採用した外国人をすぐに逃さない企業側の秘訣
「ホテルの勉強をしてきたインターン生は日本語が苦手で、日本語学科のインターン生はホテルの業務が苦手」と、どちらも一長一短というのがインターン生の特徴でした。 しかし、今回の4人はホテル業務に興味があり、さらに日本語が話せることで、既存の従業員とのコミュニケーションがスムーズにいき、教育もしやすくなりました。すべて日本語でコミュニケーションを取ることができ、休憩時間も日本人従業員と一緒に過ごしていました。
■日本人社員からのこまめなサポート 彼らが安心して働ける理由として、総務部の山川竜太課長と小濵(こはま)彩乃さんの存在が大きいようです。会社が用意している寮にもたびたび顔を出して「元気?」「何か困ったことはない?」などと声をかけてくれ、何かと相談に乗ってもらえると、実習生たちからも評判です。 技能実習生のインジンシュエイーさんは、来日3カ月目に実父を亡くしました。「会社は帰国を勧めてくれましたが、帰国しても何もできないので残りました。つらい日々でしたが、小濵さんらがいろいろと話し相手になってくれたおかげで、乗り切ることができました」と感謝します。「小濵さんと休みの日に一緒に海を見に行くのが好きです」とも話しています。
寮の冷蔵庫の調子が悪い、エアコンの効きが悪いなど、細かな生活の不具合もすぐに情報を入手し、対応できています。「ミャンマーの人はなかなか自分から直接問題を伝えないため、実は小さなことが積み重なって生活のストレスになりがちです。 このように、仕事だけでなく生活面でも小さな情報を入手する経路を整備することは、外国人材の定着にとって非常に大切です」。
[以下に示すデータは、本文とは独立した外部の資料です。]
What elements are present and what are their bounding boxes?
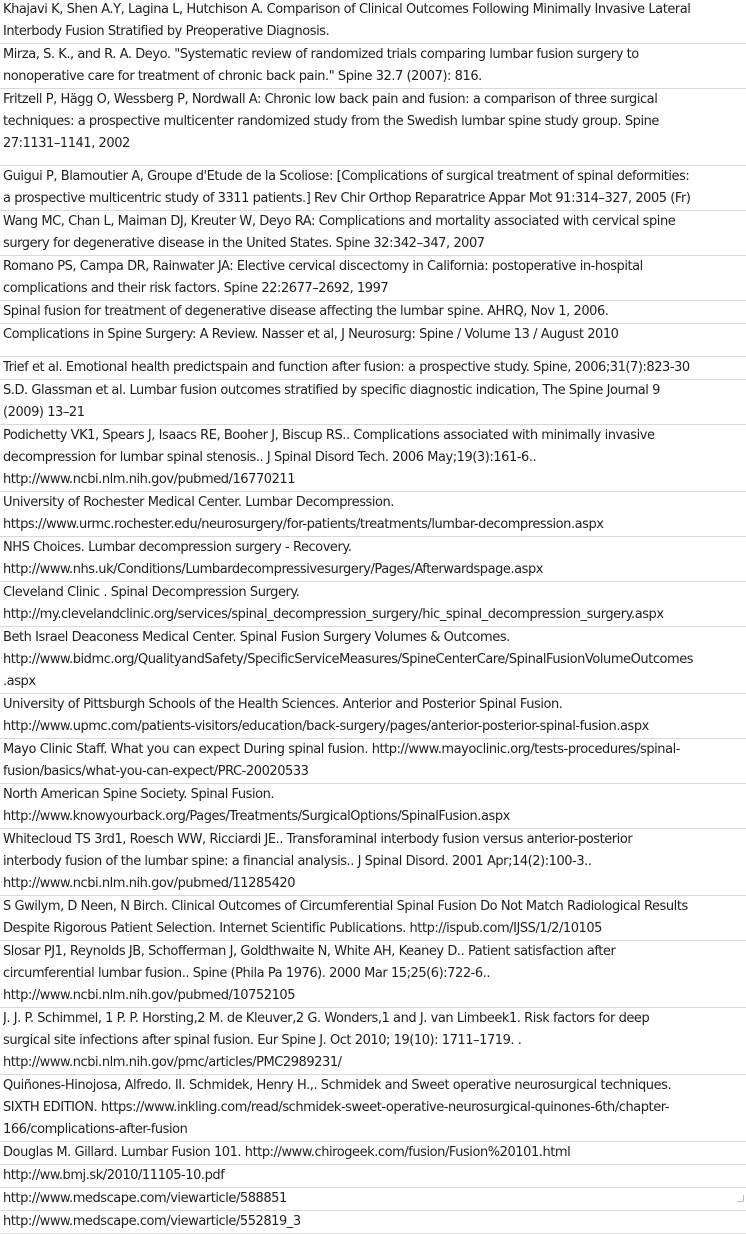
reference-item [0,0,746,44]
reference-line: http://www.upmc.com/patients-visitors/education/back-surgery/pages/anterior-posterior-spinal-fusion.aspx [3,716,746,738]
reference-line: surgical site infections after spinal fusion. Eur Spine J. Oct 2010; 19(10): 1711–1719. . [3,1030,746,1052]
reference-line: University of Pittsburgh Schools of the Health Sciences. Anterior and Posterior Spinal Fusion. [3,694,746,716]
reference-item [0,1008,746,1075]
reference-line: http://www.knowyourback.org/Pages/Treatments/SurgicalOptions/SpinalFusion.aspx [3,806,746,828]
reference-item [0,357,746,380]
reference-line: http://www.ncbi.nlm.nih.gov/pmc/articles/PMC2989231/ [3,1052,746,1074]
reference-item [0,582,746,627]
reference-line: 166/complications-after-fusion [3,1119,746,1141]
reference-line: https://www.urmc.rochester.edu/neurosurgery/for-patients/treatments/lumbar-decompression.aspx [3,514,746,536]
reference-item [0,1075,746,1142]
reference-line: fusion/basics/what-you-can-expect/PRC-20020533 [3,761,746,783]
reference-line: Complications in Spine Surgery: A Review. Nasser et al, J Neurosurg: Spine / Volume 13 / August 2010 [3,324,746,346]
reference-line: Trief et al. Emotional health predictspain and function after fusion: a prospective study. Spine, 2006;31(7):823-30 [3,357,746,379]
reference-line: Fritzell P, Hägg O, Wessberg P, Nordwall A: Chronic low back pain and fusion: a comparison of three surgical [3,89,746,111]
reference-line: complications and their risk factors. Spine 22:2677–2692, 1997 [3,278,746,300]
reference-line: http://www.bidmc.org/QualityandSafety/SpecificServiceMeasures/SpineCenterCare/SpinalFusionVolumeOutcomes [3,649,746,671]
reference-line: a prospective multicentric study of 3311 patients.] Rev Chir Orthop Reparatrice Appar Mot 91:314–327, 2005 (Fr) [3,188,746,210]
reference-line: Romano PS, Campa DR, Rainwater JA: Elective cervical discectomy in California: postoperative in-hospital [3,256,746,278]
reference-line: interbody fusion of the lumbar spine: a financial analysis.. J Spinal Disord. 2001 Apr;14(2):100-3.. [3,851,746,873]
reference-line: Beth Israel Deaconess Medical Center. Spinal Fusion Surgery Volumes & Outcomes. [3,627,746,649]
resize-corner-icon [737,1195,744,1202]
reference-item [0,537,746,582]
reference-item [0,941,746,1008]
reference-line: surgery for degenerative disease in the United States. Spine 32:342–347, 2007 [3,233,746,255]
reference-line: Guigui P, Blamoutier A, Groupe d'Etude de la Scoliose: [Complications of surgical treatment of spinal deformities: [3,166,746,188]
reference-item [0,1142,746,1165]
reference-item [0,896,746,941]
reference-line: Mirza, S. K., and R. A. Deyo. "Systematic review of randomized trials comparing lumbar fusion surgery to [3,44,746,66]
reference-line: S.D. Glassman et al. Lumbar fusion outcomes stratified by specific diagnostic indication, The Spine Journal 9 [3,380,746,402]
reference-line: NHS Choices. Lumbar decompression surgery - Recovery. [3,537,746,559]
reference-line: http://www.medscape.com/viewarticle/588851 [3,1188,746,1210]
reference-line: Interbody Fusion Stratified by Preoperative Diagnosis. [3,21,746,43]
reference-item [0,256,746,301]
reference-line: Podichetty VK1, Spears J, Isaacs RE, Booher J, Biscup RS.. Complications associated with minimally invasive [3,425,746,447]
reference-item [0,425,746,492]
reference-line: Khajavi K, Shen A.Y, Lagina L, Hutchison A. Comparison of Clinical Outcomes Following Minimally Invasive Lateral [3,0,746,21]
reference-line: decompression for lumbar spinal stenosis.. J Spinal Disord Tech. 2006 May;19(3):161-6.. [3,447,746,469]
reference-line: Despite Rigorous Patient Selection. Internet Scientific Publications. http://ispub.com/IJSS/1/2/10105 [3,918,746,940]
reference-line: University of Rochester Medical Center. Lumbar Decompression. [3,492,746,514]
reference-line: http://www.nhs.uk/Conditions/Lumbardecompressivesurgery/Pages/Afterwardspage.aspx [3,559,746,581]
reference-line: circumferential lumbar fusion.. Spine (Phila Pa 1976). 2000 Mar 15;25(6):722-6.. [3,963,746,985]
reference-line: Spinal fusion for treatment of degenerative disease affecting the lumbar spine. AHRQ, Nov 1, 2006. [3,301,746,323]
reference-item [0,829,746,896]
reference-line: Quiñones-Hinojosa, Alfredo. II. Schmidek, Henry H.,. Schmidek and Sweet operative neurosurgical techniques. [3,1075,746,1097]
reference-line: Cleveland Clinic . Spinal Decompression Surgery. [3,582,746,604]
reference-item [0,89,746,166]
reference-line: Mayo Clinic Staff. What you can expect During spinal fusion. http://www.mayoclinic.org/tests-procedures/spinal- [3,739,746,761]
reference-line: http://www.ncbi.nlm.nih.gov/pubmed/16770211 [3,469,746,491]
reference-item [0,44,746,89]
reference-item [0,492,746,537]
reference-item [0,627,746,694]
reference-item [0,324,746,357]
reference-item [0,694,746,739]
reference-line: North American Spine Society. Spinal Fusion. [3,784,746,806]
reference-line: .aspx [3,671,746,693]
reference-item [0,1165,746,1188]
reference-line: 27:1131–1141, 2002 [3,133,746,155]
reference-line: http://www.ncbi.nlm.nih.gov/pubmed/10752105 [3,985,746,1007]
reference-line: http://ww.bmj.sk/2010/11105-10.pdf [3,1165,746,1187]
reference-line: J. J. P. Schimmel, 1 P. P. Horsting,2 M. de Kleuver,2 G. Wonders,1 and J. van Limbeek1. Risk factors for deep [3,1008,746,1030]
reference-item [0,166,746,211]
reference-item [0,380,746,425]
reference-item [0,1188,746,1211]
reference-line: (2009) 13–21 [3,402,746,424]
reference-line: http://www.ncbi.nlm.nih.gov/pubmed/11285420 [3,873,746,895]
reference-line: SIXTH EDITION. https://www.inkling.com/read/schmidek-sweet-operative-neurosurgical-quinones-6th/chapter- [3,1097,746,1119]
reference-line: Whitecloud TS 3rd1, Roesch WW, Ricciardi JE.. Transforaminal interbody fusion versus anterior-posterior [3,829,746,851]
reference-line: techniques: a prospective multicenter randomized study from the Swedish lumbar spine study group. Spine [3,111,746,133]
reference-line: Wang MC, Chan L, Maiman DJ, Kreuter W, Deyo RA: Complications and mortality associated with cervical spine [3,211,746,233]
reference-item [0,211,746,256]
reference-item [0,301,746,324]
reference-item [0,784,746,829]
reference-item [0,1211,746,1234]
reference-item [0,739,746,784]
reference-line: Slosar PJ1, Reynolds JB, Schofferman J, Goldthwaite N, White AH, Keaney D.. Patient satisfaction after [3,941,746,963]
reference-line: nonoperative care for treatment of chronic back pain." Spine 32.7 (2007): 816. [3,66,746,88]
reference-line: S Gwilym, D Neen, N Birch. Clinical Outcomes of Circumferential Spinal Fusion Do Not Match Radiological Results [3,896,746,918]
reference-line: http://www.medscape.com/viewarticle/552819_3 [3,1211,746,1233]
reference-line: Douglas M. Gillard. Lumbar Fusion 101. http://www.chirogeek.com/fusion/Fusion%20101.html [3,1142,746,1164]
reference-line: http://my.clevelandclinic.org/services/spinal_decompression_surgery/hic_spinal_decompression_surgery.aspx [3,604,746,626]
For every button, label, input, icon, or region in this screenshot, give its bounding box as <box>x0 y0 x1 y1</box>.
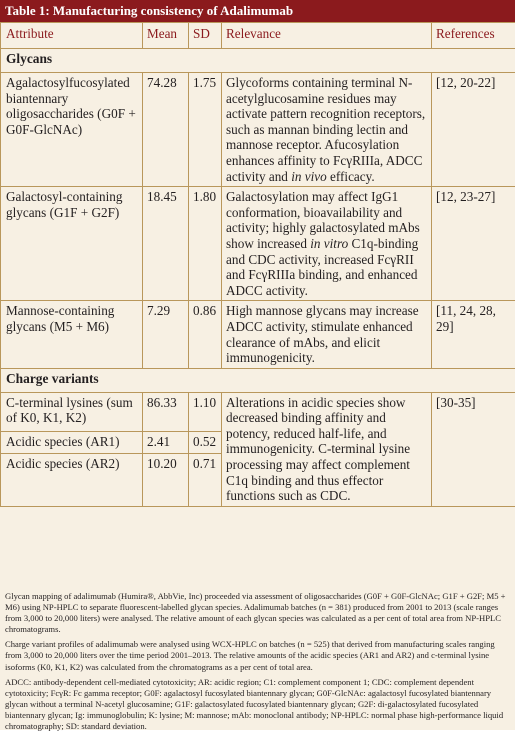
header-sd: SD <box>189 23 222 49</box>
cell-sd: 1.80 <box>189 187 222 301</box>
cell-references: [12, 23-27] <box>432 187 515 301</box>
table-row <box>1 392 515 431</box>
cell-relevance <box>222 187 432 301</box>
cell-references: [30-35] <box>432 392 515 506</box>
section-row-glycans <box>1 49 515 73</box>
cell-references: [12, 20-22] <box>432 73 515 187</box>
table-title: Table 1: Manufacturing consistency of Adalimumab <box>0 0 515 22</box>
cell-relevance: High mannose glycans may increase ADCC activity, stimulate enhanced clearance of mAbs, and elicit immunogenicity. <box>222 301 432 368</box>
cell-mean: 7.29 <box>143 301 189 368</box>
relevance-italic: in vivo <box>291 169 327 184</box>
cell-attribute: Acidic species (AR2) <box>1 453 143 506</box>
section-glycans: Glycans <box>1 49 515 73</box>
header-mean: Mean <box>143 23 189 49</box>
consistency-table <box>0 22 515 507</box>
cell-mean: 18.45 <box>143 187 189 301</box>
cell-sd: 0.86 <box>189 301 222 368</box>
cell-attribute: Mannose-containing glycans (M5 + M6) <box>1 301 143 368</box>
table-row <box>1 187 515 301</box>
relevance-text-end: efficacy. <box>330 169 375 184</box>
footnote-abbreviations: ADCC: antibody-dependent cell-mediated cytotoxicity; AR: acidic region; C1: complement component 1; CDC: complement dependent cytotoxicity; FcγR: Fc gamma receptor; G0F: agalactosyl fucosylated biantennary glycan; G0F-GlcNAc: agalactosyl fucosylated biantennary glycan without a terminal N-acetyl glucosamine; G1F: galactosylated fucosylated biantennary glycan; G2F: di-galactosylated fucosylated biantennary glycan; Ig: immunoglobulin; K: lysine; M: mannose; mAb: monoclonal antibody; NP-HPLC: normal phase high-performance liquid chromatography; SD: standard deviation. <box>5 677 510 732</box>
cell-sd: 1.75 <box>189 73 222 187</box>
relevance-text: Glycoforms containing terminal N-acetylglucosamine residues may activate pattern recognition receptors, such as mannan binding lectin and mannose receptor. Afucosylation enhances affinity to FcγRIIIa, ADCC activity and <box>226 75 425 184</box>
cell-sd: 0.52 <box>189 431 222 453</box>
header-attribute: Attribute <box>1 23 143 49</box>
cell-mean: 86.33 <box>143 392 189 431</box>
cell-relevance <box>222 73 432 187</box>
relevance-italic: in vitro <box>310 236 348 251</box>
footnote-charge: Charge variant profiles of adalimumab were analysed using WCX-HPLC on batches (n = 525) that derived from manufacturing scales ranging from 3,000 to 20,000 liters over the time period 2001–2013. The relative amounts of the acidic species (AR1 and AR2) and c-terminal lysine isoforms (K0, K1, K2) was calculated from the chromatograms as a per cent of total area. <box>5 639 510 672</box>
cell-attribute: Agalactosylfucosylated biantennary oligosaccharides (G0F + G0F-GlcNAc) <box>1 73 143 187</box>
table-row <box>1 301 515 368</box>
relevance-text-end: C1q-binding and CDC activity, increased FcγRII and FcγRIIIa binding, and enhanced ADCC activity. <box>226 236 418 298</box>
cell-attribute: C-terminal lysines (sum of K0, K1, K2) <box>1 392 143 431</box>
relevance-text: Galactosylation may affect IgG1 conformation, bioavailability and activity; highly galactosylated mAbs show increased <box>226 189 420 251</box>
footnote-glycan: Glycan mapping of adalimumab (Humira®, AbbVie, Inc) proceeded via assessment of oligosaccharides (G0F + G0F-GlcNAc; G1F + G2F; M5 + M6) using NP-HPLC to separate fluorescent-labelled glycan species. Adalimumab batches (n = 381) produced from 2001 to 2013 (scale ranges from 3,000 to 20,000 liters) were analysed. The relative amount of each glycan species was calculated as a per cent of total area from NP-HPLC chromatograms. <box>5 591 510 635</box>
cell-references: [11, 24, 28, 29] <box>432 301 515 368</box>
cell-mean: 74.28 <box>143 73 189 187</box>
cell-attribute: Galactosyl-containing glycans (G1F + G2F) <box>1 187 143 301</box>
cell-mean: 2.41 <box>143 431 189 453</box>
cell-relevance-charge: Alterations in acidic species show decreased binding affinity and potency, reduced half-life, and immunogenicity. C-terminal lysine processing may affect complement C1q binding and thus effector functions such as CDC. <box>222 392 432 506</box>
header-references: References <box>432 23 515 49</box>
section-row-charge-variants <box>1 368 515 392</box>
cell-mean: 10.20 <box>143 453 189 506</box>
section-charge-variants: Charge variants <box>1 368 515 392</box>
cell-attribute: Acidic species (AR1) <box>1 431 143 453</box>
table-footnotes <box>5 591 510 736</box>
header-relevance: Relevance <box>222 23 432 49</box>
cell-sd: 1.10 <box>189 392 222 431</box>
table-row <box>1 73 515 187</box>
header-row <box>1 23 515 49</box>
cell-sd: 0.71 <box>189 453 222 506</box>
4人の技能実習生が所属する監理団体であるハロージャパン協同組合の島袋善徳理事長は話しています。
「南の美ら花ホテルミヤヒラ」では、これまで外国人採用はインターン生が中心でした。企業としては長く働いてくれる方がありがたく、1年ごとに人材が入れ替わるインターンシップ制度と比べると、技能実習生は監理組合への費用や給料が日本人と同等で、インターン生より費用がかかるものの、長く働いてくれるため助かっているようです。 インターン生は1年間の滞在ですが、母国に戻った後、大学を卒業して再びミヤヒラに戻って働きたいという人も出てきているようです。